(Arrahmah.com) – Kemungkaran berjamaah selalu menjadi trend di negara jahiliyah, negara yang sistem kehidupannya tidak terikat dengan syari’at Allah. Pertanyaannya, mengapa di negara Indonesia yang mayoritas terbesar penduduknya beragama Islam, cara hidup jahiliyah dan kekafiran menjadi pilihan? Sehingga negara kita tenggelam dalam kerusakan moral, kekerasan seksual menimpa generasi muda ke tingkat yang semakin mengerikan. Korupsi, mabuk miras, dan narkoba menjadi pilihan gaya hidup yang terus mengundang bencana.
Kita sering mendengar perempuan dijadikan alat transaksional. Perempuan dijadikan “hadiah” untuk menyogok hakim agar memenangkan perkara hukumnya.. Menyuap pejabat agar syahwat politik maupun bisnisnya terpenuhi.

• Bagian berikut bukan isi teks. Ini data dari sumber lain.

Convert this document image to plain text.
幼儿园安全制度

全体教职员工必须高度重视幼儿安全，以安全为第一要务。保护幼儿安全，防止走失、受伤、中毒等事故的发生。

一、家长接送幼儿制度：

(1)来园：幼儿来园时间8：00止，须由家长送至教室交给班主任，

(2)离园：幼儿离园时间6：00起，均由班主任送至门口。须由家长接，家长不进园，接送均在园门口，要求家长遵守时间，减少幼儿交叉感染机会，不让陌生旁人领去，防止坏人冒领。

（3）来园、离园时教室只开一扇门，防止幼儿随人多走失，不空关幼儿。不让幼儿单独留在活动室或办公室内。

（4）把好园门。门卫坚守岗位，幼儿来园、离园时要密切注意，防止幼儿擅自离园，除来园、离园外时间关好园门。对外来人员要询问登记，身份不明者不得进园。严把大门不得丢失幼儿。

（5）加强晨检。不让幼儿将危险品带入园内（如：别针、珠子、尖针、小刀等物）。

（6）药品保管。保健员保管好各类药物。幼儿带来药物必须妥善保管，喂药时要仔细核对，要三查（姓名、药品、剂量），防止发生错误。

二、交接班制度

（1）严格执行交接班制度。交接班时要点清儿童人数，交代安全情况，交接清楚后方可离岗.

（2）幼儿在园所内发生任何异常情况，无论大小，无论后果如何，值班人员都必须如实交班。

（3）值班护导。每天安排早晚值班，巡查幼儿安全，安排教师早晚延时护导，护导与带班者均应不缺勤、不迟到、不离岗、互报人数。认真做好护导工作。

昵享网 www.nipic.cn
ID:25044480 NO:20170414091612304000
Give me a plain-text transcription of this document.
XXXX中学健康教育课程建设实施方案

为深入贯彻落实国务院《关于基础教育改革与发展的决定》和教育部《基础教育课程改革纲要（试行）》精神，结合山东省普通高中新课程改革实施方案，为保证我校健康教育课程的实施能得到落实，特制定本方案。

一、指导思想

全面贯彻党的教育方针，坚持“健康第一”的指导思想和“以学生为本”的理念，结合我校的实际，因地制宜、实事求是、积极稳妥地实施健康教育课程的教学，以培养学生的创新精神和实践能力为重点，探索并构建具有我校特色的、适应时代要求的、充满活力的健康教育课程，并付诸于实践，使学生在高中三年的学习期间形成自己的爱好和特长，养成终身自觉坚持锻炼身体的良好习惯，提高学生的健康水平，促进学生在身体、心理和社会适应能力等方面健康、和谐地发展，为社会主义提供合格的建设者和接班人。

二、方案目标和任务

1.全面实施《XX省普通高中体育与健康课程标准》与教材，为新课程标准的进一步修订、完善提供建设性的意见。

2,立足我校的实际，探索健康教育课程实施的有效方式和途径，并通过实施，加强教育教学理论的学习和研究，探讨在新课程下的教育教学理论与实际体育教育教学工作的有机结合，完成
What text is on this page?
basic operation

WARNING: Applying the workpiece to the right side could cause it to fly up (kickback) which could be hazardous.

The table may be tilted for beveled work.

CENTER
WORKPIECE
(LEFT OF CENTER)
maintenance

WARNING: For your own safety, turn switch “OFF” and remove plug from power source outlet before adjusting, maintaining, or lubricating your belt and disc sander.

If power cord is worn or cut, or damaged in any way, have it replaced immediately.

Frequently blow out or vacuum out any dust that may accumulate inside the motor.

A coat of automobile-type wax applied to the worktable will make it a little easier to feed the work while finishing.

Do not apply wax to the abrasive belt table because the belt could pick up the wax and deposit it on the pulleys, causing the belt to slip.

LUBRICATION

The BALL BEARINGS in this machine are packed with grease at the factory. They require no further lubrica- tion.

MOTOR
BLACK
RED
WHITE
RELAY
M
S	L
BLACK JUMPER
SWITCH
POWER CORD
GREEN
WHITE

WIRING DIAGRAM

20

Sekarang prilaku bejat itu dicontoh anak-anak muda seperti kasus di Bengkulu, 14 orang abg memperkosa seorang gadis. Mengerikan!
Siapa sesungguhnya biang kerok kerusakan agama dan negara, sehingga masyarakat terus menerus dirundung nasib tragis? Ada dua faktor utama sebagai penyebabnya:
Pertama, kerusakan agama dipicu oleh sikap ulama. Krusakan agama yang diproduksi oleh ulama, tokoh agama, adalah memasukkan unsur bid’ah sebagai bagian dari ajaran agama.
Membangkitkan ajaran Syiah yang menghalalkan mencerca sahabat Nabi Saw dan menista istrti beliau adalah produksi ulama. Munculnya Ahmadiyah dengan ajaran, “ada nabi setelah Nabi Muhammad” adalah kerjaan ulama.
Ulama lah yang mencarikan dalil untuk membenarkan kesesatan masyarakat maupun kezaliman penguasa. Berbuat sesat tapi punya alasan menggunakan dalil agama, tidak mungkin dilakukan orang awam, melainkan ulama. Merekalah yang menyampaikan soal-soal keagamaan yang keluar dari ajaran kitab suci, karena merasa punya otoritas religius.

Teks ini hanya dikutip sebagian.